Il concerto di Modena, nonostante la sfuggente natura di Vinicio, però, è tutto per la città attorno alla quale ha gravitato per anni incrociando i suoi destini con anime elette che lui porta con sè e che stasera esplicitamente celebra. Con lui c’è Antonio Marangolo al Sax, un monumento della storia musicale italiana, di questa musica, quella che dall’Emilia e dal Piemonte ha generato la miscela di jazz, di tropicalismi, di atmosfere cantautorali tipicamente italiane  e cariche di contaminazioni con cui Paolo Conte ha descritto  “un mondo adulto”, quello in cui “si sbagliava da professionisti”, ma c’è anche Enrico Lazzarini al contrabbasso, che durante la serata cede il posto ad un ospite, Glauco Zuppiroli, modenese, uno degli iniziatori assoluti del percorso artistico di Vinicio.

Da sin. Glauco Zuppiroli, Alberto Nerazzini, Flaco e Vinicio Capossela (Modena, 01.06.22, Teatro Pavarotti. – Giuseppe Basile © Geophonìe)

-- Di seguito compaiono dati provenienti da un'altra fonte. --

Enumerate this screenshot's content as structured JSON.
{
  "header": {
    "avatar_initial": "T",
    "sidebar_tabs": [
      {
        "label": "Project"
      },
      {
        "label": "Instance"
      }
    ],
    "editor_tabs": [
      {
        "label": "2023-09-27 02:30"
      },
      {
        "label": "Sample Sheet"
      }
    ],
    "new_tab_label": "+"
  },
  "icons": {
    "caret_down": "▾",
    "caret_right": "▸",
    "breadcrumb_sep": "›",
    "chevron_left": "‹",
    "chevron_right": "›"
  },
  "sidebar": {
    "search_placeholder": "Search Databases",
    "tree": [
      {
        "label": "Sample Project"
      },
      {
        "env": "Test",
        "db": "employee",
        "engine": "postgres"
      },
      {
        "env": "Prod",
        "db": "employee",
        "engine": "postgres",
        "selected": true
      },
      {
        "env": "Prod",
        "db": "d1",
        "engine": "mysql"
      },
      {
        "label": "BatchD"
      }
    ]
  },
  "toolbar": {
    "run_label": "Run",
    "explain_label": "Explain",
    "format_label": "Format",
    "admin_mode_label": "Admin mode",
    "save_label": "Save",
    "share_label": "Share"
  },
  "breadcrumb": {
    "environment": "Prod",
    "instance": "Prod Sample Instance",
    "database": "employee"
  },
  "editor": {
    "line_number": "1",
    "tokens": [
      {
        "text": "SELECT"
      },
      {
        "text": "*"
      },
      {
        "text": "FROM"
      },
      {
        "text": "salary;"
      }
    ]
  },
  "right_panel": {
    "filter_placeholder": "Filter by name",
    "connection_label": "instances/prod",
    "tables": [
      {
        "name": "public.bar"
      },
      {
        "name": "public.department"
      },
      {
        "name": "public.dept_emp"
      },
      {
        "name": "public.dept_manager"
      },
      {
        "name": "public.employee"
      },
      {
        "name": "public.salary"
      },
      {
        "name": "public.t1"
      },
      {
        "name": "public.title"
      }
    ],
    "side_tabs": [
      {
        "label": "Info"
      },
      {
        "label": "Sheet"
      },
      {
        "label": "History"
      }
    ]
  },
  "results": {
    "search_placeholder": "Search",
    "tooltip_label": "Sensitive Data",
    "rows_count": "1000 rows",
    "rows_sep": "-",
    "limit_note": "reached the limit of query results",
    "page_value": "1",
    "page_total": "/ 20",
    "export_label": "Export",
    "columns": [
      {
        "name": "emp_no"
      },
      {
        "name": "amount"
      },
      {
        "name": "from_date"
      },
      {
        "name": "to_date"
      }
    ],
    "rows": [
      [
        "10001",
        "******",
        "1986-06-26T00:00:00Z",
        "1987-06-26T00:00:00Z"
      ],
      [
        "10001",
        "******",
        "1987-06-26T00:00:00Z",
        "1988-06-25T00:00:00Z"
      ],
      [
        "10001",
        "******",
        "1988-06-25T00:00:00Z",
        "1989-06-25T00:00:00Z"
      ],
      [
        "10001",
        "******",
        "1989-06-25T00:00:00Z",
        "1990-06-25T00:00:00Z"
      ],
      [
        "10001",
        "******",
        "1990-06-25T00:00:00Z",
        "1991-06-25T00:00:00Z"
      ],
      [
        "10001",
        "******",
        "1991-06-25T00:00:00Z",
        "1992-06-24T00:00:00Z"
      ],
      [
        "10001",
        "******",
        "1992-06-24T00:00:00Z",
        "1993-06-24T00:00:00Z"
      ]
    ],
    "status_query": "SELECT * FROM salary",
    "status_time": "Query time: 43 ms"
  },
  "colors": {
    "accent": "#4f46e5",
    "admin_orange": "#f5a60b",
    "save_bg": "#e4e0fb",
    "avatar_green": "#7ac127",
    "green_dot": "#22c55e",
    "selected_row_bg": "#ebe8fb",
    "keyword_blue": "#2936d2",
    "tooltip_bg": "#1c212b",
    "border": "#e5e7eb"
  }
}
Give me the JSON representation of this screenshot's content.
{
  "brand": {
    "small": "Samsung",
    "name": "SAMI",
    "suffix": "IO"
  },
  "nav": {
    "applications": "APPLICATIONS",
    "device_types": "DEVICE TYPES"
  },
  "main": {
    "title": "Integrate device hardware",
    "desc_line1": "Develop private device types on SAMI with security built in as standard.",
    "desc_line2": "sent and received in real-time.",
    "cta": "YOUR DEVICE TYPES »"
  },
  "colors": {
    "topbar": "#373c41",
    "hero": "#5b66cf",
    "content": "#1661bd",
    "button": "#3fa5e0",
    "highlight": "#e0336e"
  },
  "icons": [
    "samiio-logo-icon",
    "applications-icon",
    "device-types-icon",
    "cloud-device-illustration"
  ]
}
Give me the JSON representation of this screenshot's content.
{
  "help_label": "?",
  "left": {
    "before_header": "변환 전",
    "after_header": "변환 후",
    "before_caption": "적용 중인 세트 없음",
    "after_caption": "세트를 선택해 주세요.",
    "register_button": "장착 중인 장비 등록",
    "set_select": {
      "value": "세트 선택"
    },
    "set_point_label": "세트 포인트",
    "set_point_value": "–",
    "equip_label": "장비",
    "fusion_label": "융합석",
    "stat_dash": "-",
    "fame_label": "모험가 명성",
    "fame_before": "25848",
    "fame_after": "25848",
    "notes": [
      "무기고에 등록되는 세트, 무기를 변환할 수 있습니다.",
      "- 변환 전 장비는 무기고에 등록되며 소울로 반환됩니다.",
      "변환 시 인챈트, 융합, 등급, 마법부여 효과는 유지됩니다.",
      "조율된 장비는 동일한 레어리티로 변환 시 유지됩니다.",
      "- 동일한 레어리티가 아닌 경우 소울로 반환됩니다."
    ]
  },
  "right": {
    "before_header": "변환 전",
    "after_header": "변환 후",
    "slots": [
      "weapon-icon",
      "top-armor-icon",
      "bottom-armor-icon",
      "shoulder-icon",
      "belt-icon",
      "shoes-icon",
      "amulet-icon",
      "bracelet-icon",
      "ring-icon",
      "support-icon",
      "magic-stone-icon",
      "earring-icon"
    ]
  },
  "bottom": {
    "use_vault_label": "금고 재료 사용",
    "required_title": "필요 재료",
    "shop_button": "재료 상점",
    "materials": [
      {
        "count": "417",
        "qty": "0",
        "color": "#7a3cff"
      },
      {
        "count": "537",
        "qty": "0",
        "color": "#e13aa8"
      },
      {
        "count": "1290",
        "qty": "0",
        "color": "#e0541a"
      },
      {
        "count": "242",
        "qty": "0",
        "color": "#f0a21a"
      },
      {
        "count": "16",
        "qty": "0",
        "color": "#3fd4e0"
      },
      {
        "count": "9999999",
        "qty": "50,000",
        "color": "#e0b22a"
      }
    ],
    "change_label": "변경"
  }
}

I fidati Zeno De Rossi alla batteria e Giancarlo Bianchetti alla chitarra compongono l’ensamble centrale del concerto che spazia fra tutti i classici del repertorio, tutti brani che il pubblico modenese segue con attenzione perchè conosce perfettamente.

Molti racconti sul Florìda, sulla Stazione Piccola, sui girovaghi notturni di una Modena  diversa da quella che conosciamo si susseguono, sul palco Vinicio si muove come un gran cerimoniere: all’improvviso invita un anziano signore, a suonare e cantare con lui, si chiama Flacoleo Maldonado, detto Flaco, un fondatore del Florìda e un decisivo importatore di ritmi e parole sudamericane, un profugo, un intellettuale, un bevitore.

Si parla, si suona e si canta, anche quando sul palco si aggiunge Alberto Nerazzini, giornalista che spazia tra testi, poesie e ricordi di una modenesità di nicchia, quella legata a un Florìda ove si parlava di Cile, di dittature, di donne e di ritmi da ballo fuori moda, di un altro mondo.

I brani del suo disco d’esordio, “All’una e trentacinque circa” vengono eseguiti quasi tutti, l’omonimo brano viene ripetuto anche come bis, ma il concerto regala anche  “Che coss’è l’amor”, “Non è l’amore che va via”, “Tornando a casa” , “Il mio amico ingrato”“La regina del Florida”, “Ultimo amore” , “Camminante”. Serata modenese, serata mistica in cui la musica di Vinicio e un pubblico competente e appassionato svelano un magico senso di reciproca appartenenza.